Pang was doing calculus at age 5, way ahead of his peers, but Trenwith says very advanced girls won't do that sort of thing. They'll throttle back. "They'll look at everyone else - these girls will be reading Harry Potter at home and then they'll go in [to school] and it'll say, "See Jack run" and they'll go, 'Oh, I'm wrong.' So they'll stop reading."
It's the old impulse to be humble and to fit in and it doesn't just occur in children. Trenwith knows parents who won't share on Facebook about how their child topped Australasia in exams, because they're afraid of being judged by their friends for suggesting their child is gifted.
She says: "For me, that's the first step, how do we normalise that word? How do we make people feel safe?"
"I saw a word the other day, it was the te reo word for 'autism' and it means 'in their own time and place'. And that's a beautiful word both for autistic kids and for gifted kids. But we can't go and change the word, unfortunately."
When Pang was 12, the co-founder of TEDx Auckland asked him to appear as a speaker, making him the youngest ever to do so. The following year, the UAE Government flew him business class, all expenses paid, to Sharjah, where he was put up in a luxury hotel and paid to deliver a presentation a few minutes long. The next year, he spoke at The World Science Festival in Brisbane. In his final year at Ficino, he was the first primary school student to speak at the Auckland Primary Principals' Association Christmas luncheon.
Trenwith first saw him speak in 2013 at a conference about what needs to change in the education system and "absolutely loved it". When she became president of the New Zealand Association for Gifted Children, she asked him to be the first child to sit on the association's committee. He agreed.
In March this year, he was by far the youngest of the 14 students awarded the University of Auckland's first ever Kupe Leadership scholarships. The $22,000 scholarships, sponsored by rich benefactors from here and overseas, involve a year-long programme of mentoring, meetings and presentations intended to "develop a cohort of future leaders who are committed to Aotearoa New Zealand and who will help envision and create a dynamic, creative and successful future for this country".
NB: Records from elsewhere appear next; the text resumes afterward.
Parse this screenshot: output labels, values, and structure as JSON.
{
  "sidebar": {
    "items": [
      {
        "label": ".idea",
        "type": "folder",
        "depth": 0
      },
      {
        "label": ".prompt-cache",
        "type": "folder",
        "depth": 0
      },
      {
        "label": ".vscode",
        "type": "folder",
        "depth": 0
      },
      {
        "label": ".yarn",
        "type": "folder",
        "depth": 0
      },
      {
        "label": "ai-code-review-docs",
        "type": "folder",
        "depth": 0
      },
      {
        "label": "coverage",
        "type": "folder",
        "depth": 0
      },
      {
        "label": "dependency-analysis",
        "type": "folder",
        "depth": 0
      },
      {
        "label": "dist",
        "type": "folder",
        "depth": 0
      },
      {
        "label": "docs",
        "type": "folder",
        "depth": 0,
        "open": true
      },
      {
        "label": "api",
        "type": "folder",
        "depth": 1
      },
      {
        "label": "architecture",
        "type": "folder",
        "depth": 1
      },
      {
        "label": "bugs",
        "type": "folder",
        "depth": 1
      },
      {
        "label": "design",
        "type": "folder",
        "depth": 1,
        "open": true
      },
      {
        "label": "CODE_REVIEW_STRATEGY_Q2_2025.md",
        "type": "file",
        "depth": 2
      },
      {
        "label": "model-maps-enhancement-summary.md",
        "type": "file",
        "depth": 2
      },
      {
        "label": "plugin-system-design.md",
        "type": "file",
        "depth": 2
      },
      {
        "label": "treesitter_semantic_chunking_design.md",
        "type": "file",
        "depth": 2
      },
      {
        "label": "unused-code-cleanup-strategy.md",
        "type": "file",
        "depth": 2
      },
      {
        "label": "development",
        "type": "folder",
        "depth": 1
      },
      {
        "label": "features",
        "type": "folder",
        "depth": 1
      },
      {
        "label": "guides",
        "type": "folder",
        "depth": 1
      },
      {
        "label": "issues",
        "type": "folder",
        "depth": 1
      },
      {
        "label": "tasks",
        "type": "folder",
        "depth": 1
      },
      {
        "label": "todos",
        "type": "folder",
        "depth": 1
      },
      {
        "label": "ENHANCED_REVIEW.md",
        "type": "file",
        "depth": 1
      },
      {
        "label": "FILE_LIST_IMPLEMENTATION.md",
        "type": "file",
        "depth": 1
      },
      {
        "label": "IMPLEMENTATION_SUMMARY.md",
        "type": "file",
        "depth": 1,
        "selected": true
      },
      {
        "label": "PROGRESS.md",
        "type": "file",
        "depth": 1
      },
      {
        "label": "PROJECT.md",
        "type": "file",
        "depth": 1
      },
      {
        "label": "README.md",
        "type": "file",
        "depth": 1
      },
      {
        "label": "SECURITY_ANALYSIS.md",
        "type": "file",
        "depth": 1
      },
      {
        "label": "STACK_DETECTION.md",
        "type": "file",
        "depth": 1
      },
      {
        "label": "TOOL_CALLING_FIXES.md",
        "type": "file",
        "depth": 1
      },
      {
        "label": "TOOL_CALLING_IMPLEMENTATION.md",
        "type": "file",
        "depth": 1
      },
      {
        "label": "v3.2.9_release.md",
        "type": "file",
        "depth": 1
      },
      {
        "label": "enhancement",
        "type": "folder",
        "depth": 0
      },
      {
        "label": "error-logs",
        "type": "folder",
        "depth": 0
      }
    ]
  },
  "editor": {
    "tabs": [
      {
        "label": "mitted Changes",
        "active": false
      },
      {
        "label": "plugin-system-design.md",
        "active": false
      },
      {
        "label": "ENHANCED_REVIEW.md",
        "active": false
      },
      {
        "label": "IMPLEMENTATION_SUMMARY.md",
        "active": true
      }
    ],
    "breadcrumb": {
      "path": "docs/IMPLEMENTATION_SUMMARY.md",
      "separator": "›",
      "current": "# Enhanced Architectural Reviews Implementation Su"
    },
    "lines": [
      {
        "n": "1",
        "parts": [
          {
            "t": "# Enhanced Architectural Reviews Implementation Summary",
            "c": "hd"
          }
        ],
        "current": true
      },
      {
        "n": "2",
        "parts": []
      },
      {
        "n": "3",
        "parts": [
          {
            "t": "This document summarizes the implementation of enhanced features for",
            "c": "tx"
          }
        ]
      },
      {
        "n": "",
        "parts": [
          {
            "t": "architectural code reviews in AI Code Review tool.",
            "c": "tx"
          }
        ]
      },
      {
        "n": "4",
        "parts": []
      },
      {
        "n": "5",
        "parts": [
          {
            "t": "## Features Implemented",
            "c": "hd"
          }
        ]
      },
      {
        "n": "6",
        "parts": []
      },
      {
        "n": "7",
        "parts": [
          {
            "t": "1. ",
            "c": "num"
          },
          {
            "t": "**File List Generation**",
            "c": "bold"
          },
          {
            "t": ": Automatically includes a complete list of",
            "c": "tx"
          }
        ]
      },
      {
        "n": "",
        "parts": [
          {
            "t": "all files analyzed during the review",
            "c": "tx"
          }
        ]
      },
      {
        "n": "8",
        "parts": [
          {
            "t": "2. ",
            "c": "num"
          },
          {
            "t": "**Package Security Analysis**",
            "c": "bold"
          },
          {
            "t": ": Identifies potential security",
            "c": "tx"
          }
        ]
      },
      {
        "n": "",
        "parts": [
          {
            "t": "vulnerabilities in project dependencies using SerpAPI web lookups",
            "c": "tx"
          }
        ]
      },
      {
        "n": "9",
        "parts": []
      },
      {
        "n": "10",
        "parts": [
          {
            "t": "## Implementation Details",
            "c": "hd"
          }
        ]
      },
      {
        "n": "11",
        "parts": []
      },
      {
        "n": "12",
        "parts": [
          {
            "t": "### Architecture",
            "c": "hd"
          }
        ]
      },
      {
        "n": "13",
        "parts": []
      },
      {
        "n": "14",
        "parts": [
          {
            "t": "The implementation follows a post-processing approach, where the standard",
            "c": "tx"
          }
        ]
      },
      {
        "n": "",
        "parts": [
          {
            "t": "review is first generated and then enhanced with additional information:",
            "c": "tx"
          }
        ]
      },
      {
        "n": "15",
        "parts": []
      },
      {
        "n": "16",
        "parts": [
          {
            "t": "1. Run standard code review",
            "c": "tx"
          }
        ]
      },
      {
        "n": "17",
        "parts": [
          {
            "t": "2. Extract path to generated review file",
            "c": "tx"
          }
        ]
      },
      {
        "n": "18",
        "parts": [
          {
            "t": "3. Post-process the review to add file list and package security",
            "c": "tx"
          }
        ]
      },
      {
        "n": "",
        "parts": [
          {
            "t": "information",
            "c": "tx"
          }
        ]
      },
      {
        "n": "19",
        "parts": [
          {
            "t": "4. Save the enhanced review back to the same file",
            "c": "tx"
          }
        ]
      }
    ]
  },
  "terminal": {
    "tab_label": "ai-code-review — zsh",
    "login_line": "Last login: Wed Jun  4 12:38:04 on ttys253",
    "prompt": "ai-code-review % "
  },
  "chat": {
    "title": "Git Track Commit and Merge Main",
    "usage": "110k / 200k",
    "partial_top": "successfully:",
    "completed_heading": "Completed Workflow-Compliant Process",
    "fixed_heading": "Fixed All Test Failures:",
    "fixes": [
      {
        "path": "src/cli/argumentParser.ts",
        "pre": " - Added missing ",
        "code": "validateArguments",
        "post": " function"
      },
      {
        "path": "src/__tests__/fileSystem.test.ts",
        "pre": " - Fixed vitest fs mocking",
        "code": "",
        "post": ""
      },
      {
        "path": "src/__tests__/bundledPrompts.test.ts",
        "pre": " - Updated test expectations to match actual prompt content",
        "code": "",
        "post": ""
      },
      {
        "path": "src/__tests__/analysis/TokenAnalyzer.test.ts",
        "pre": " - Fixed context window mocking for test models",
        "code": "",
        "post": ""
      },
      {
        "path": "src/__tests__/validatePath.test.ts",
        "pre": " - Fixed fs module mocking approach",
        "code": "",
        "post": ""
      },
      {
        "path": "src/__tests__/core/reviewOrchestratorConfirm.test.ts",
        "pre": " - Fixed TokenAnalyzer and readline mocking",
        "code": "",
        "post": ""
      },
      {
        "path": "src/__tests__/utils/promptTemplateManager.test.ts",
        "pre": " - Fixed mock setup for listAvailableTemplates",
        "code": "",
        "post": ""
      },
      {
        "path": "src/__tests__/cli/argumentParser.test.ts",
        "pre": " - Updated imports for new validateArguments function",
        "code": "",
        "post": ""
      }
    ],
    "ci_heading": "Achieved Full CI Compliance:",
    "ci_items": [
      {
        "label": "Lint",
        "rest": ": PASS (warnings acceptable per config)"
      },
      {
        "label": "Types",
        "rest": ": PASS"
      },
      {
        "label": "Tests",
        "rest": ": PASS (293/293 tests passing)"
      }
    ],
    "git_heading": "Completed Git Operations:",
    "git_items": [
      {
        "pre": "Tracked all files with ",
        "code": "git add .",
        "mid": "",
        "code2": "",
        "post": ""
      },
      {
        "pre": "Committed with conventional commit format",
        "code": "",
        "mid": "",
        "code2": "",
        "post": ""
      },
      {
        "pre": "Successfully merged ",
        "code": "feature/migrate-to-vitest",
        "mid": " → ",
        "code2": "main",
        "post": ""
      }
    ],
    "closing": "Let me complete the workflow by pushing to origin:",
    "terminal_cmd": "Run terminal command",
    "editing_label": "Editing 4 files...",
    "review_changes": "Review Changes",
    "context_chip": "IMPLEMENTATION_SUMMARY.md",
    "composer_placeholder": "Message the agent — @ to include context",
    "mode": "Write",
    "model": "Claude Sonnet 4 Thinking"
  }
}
His LinkedIn profile reads: "I'm a University Student as well as an Undergrad Researcher, University Club President, Teaching Assistant, Founder, Producer, Broadcaster, Speaker and Webmaster. I aspire to make a difference in the world … I share and inspire young people to follow their dreams … Discovering, contributing and sharing are my lifelong goals. I am on the way to becoming a mathematician and scientist with global ambitions."
On a sheet of well-loved A3 paper, he keeps at home, he has drawn a mind map with a picture of him at the centre and his achievements, plans and goals spreading expansively outwards. There is no room left on that page. It's an astonishingly detailed document covering academia, leadership, social responsibilities, sports, and "other life experiences". At the bottom is "Long-term goals", which breaks out into two sub-sections: "BREAK GLOBAL POVERTY CYCLE" and "TO HELP BUILD A BETTER WORLD".
Trenwith says, "It's interesting because in Māori concepts of giftedness, it's believed by many iwi that giftedness is owned by the iwi, it's not owned by the individual, and it's the responsibility of the individual to use that gift to better that community."
"That's something that Tristan really has, is that desire to change the world."
That desire is probably not as rare as the ability to read and do advanced sudoku aged 2, and it would be wrong to say that one is more important than the other, but if there's a better way to foster and encourage more people with gifts like the former to do the latter, we should work as hard as possible to find it.